Earlier this year, the MSPB held an unprecedented oral argument in two security clearance cases, Conyers and Northover, both against the Department of Defense. MWELA and NELA submitted an excellent amicus brief, authored by Elizabeth Newman. The MSPB just issued its favorable ruling in the Conyers case.
http://www.mwela.org/docs/NELABrief2009Amicus-ConyersNorthoverVDoDefense.pdf (MWELA's amicus brief)
http://www.mspb.gov/netsearch/viewdocs.aspx?docnumber=562382&version=564015&application=ACROBAT (MSPB decision)
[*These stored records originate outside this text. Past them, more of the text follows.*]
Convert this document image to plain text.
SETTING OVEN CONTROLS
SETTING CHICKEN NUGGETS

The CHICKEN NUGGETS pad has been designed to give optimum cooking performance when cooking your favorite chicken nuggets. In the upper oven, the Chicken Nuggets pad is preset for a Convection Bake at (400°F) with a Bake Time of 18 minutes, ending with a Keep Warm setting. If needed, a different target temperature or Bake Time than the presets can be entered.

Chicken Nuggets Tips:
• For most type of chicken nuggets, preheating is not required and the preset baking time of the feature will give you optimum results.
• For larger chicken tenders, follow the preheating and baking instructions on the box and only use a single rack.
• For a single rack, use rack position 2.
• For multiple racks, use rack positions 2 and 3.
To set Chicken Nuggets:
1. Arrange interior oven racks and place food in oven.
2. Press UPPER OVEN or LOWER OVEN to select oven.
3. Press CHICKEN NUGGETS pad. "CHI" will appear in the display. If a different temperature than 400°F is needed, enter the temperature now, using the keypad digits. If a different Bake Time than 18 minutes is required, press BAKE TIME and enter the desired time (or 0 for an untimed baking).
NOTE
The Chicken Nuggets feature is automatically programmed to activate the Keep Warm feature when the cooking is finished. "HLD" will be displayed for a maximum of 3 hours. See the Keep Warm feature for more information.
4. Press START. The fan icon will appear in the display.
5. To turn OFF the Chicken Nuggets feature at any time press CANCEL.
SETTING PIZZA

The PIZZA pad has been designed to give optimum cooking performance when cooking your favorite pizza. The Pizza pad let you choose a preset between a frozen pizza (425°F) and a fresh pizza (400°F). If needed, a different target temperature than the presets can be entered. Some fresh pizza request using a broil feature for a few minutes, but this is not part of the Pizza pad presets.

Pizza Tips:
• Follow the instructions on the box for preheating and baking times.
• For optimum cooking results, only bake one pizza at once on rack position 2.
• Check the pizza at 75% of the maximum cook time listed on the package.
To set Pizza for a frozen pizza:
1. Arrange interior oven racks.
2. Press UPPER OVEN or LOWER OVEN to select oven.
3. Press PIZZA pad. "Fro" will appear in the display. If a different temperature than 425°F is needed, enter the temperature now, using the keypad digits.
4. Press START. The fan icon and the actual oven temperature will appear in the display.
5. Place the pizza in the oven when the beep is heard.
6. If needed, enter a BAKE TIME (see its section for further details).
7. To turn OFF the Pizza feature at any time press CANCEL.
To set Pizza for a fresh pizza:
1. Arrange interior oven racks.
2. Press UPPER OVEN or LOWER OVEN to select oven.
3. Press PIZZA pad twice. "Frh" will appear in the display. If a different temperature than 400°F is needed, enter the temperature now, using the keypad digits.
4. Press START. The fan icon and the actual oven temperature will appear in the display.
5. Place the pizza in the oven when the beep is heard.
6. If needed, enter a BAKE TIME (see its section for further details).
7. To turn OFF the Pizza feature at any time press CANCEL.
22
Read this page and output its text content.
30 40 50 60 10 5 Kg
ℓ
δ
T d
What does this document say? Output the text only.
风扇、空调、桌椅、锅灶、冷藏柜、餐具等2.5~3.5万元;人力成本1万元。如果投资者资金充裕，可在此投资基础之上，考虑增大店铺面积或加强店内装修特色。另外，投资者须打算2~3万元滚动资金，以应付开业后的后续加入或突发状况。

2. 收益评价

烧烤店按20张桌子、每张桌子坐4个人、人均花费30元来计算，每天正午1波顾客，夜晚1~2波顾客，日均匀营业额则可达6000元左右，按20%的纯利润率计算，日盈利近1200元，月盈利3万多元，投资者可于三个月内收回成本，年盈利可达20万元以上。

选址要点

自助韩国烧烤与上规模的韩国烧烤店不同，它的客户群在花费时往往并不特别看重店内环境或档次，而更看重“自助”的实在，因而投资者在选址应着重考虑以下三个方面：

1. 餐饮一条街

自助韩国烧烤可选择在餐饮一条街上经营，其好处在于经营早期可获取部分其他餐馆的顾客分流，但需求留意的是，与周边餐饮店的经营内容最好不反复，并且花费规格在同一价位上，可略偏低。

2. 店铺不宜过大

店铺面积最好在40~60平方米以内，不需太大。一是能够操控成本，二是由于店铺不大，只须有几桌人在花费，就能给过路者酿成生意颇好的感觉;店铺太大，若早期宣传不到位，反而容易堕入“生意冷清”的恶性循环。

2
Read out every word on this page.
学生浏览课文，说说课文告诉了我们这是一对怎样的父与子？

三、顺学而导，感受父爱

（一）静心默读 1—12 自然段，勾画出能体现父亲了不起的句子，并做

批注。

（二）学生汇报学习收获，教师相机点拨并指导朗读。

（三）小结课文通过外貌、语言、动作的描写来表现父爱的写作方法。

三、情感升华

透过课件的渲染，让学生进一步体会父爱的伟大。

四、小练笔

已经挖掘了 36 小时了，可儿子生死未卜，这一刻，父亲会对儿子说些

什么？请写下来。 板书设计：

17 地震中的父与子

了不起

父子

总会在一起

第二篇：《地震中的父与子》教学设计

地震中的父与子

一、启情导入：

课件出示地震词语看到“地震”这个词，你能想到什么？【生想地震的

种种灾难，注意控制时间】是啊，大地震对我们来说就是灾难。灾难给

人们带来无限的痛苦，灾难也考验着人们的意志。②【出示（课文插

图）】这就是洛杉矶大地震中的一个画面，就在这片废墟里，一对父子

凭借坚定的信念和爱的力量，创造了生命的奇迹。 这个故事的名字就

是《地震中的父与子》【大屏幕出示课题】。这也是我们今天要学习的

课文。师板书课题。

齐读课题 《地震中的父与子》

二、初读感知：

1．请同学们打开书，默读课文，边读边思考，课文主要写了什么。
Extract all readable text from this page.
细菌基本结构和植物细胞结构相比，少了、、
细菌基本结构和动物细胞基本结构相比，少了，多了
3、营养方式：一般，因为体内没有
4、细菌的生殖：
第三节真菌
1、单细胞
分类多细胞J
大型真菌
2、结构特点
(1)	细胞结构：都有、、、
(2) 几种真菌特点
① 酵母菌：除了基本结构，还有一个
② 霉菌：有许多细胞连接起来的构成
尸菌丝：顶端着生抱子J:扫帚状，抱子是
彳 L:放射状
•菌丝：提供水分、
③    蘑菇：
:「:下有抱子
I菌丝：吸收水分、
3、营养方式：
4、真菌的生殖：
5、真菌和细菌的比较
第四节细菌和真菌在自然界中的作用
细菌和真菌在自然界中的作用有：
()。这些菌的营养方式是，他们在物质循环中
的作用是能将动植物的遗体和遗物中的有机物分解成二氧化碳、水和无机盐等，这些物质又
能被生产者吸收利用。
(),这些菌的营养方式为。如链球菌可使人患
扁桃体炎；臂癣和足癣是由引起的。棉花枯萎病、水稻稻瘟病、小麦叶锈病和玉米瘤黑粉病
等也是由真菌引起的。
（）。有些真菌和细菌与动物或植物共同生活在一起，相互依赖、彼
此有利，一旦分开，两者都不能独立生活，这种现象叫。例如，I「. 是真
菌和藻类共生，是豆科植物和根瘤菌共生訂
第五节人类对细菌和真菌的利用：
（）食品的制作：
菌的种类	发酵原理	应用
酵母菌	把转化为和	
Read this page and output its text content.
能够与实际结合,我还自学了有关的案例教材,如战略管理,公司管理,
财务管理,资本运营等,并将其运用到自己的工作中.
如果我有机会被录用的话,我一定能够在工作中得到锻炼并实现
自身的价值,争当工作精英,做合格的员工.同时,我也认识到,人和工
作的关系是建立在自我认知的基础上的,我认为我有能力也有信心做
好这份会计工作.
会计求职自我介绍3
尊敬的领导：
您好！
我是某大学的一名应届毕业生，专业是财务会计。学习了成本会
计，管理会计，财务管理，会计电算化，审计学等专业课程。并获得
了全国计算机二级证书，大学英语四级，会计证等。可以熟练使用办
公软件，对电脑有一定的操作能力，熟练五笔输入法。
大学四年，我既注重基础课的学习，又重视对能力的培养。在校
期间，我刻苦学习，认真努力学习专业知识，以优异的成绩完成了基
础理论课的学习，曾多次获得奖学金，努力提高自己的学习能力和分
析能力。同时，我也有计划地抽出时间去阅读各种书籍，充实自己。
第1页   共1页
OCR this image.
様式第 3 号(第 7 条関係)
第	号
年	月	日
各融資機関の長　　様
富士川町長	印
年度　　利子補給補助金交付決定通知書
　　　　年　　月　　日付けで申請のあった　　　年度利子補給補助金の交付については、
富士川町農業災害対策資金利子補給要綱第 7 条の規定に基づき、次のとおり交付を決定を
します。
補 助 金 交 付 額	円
http://www.mspb.gov/decisions/decisions.htm (alternate link to MSPB decision)
The key issue is whether:
The Merit Systems Protection Board, in reviewing the removal of an employee occupying a non-critical sensitive position for failure to maintain their access to sensitive information, has the authority to review the merits of the agency determination to deny eligibility for access to sensitive information, and to set aside that determination.
The MSPB split, 2-1, in Ms. Conyers' favor (Mary Rose, dissenting -- she argued that any decision would be a nullity and contrary to the Executive Branch's authority in security clearance cases). It is possible that the government will seek interlocutory review by the Federal Circuit.
Some excerpts follow:
We therefore find that the Board has the authority to review the merits of the agencys decision to find the appellant ineligible to occupy an NCS position, and that the Board's authority to exercise its statutory review of the appellant's indefinite suspension is not limited by Egan. Applying the full scope of Board review in appeals such as this will not prevent agencies from taking conduct-based adverse actions or suitability actions in appropriate cases. Likewise, agencies may respond to urgent national security issues, even for employees who do not have eligibility for access to, or access to, classified information, by exercising their statutory authority to impose indefinite suspensions and removals through the national security provisions in 5 U.S.C. § 7532. See, e.g., King v. Alston, 75 F.3d 657, 659 n.2 (Fed. Cir. 1996). Here, however, the agency did not choose to act under 5 U.S.C. § 7532, an option the dissent fails to mention. If the agency believed that a Board appeal would involve delicate national security matters beyond the Boards expertise, or that a Board order might create a conflict with its national security obligations pursuant to Executive Order No. 10,450, it could have exercised its authority pursuant to 5 U.S.C. § 7532. See id.
The agency argues that a Board decision to reverse its action would place it in an impossible position because it must either violate an agency head's decision and allow an employee "who presents a national security risk" to occupy a sensitive position or violate the Board's order. PFR File, Tab 17, Resp. at 8-9. We note, however, that the agency's own actions belie its concern. Although on June 27, 2007, the WHS/CAF issued the appellant its tentative decision to deny her eligibility to occupy her NCS position, the agency did not issue its decision to actually suspend her from the position until September 3, 2009. IAF, Tab 5, Subtabs 4b, 4i. Thus, the agency kept the appellant in her NCS position for over two years after making a tentative determination to deny her eligibility. Although the appellant was admittedly proceeding through the agency's internal review process during part of this time, the record does not indicate that the agency took any action between the appellant's September 22, 2007 response to its tentative determination to deny her eligibility and its February 18, 2009 decision to deny her eligibility, i.e., for over one year. Id., Subtabs 4d, 4e. Therefore, the agencys own actions do not support its fear of being put in an impossible position by the possibility that the Board might disagree with its decision and order reinstatement.
DISSENTING OPINION OF MARY M. ROSE
in
Rhonda K. Conyers v. Department of Defense
MSPB Docket Nos. CH-0752-09-0925-I-1 & CH-0752-09-0925-I-2
As explained below, I would hold that the Board cannot review the reasons underlying the agency's determination that the appellant is no longer eligible to occupy a sensitive position. When Congress created the Merit Systems Protection Board, it did not mean to limit (assuming it could have) the longstanding discretion vested in the President and agency heads over national security matters. The substance of an agency's decision that retaining an employee would be inconsistent with the interests of national security has never been subject to third-party review before today, and I would hold that it is not subject to such review.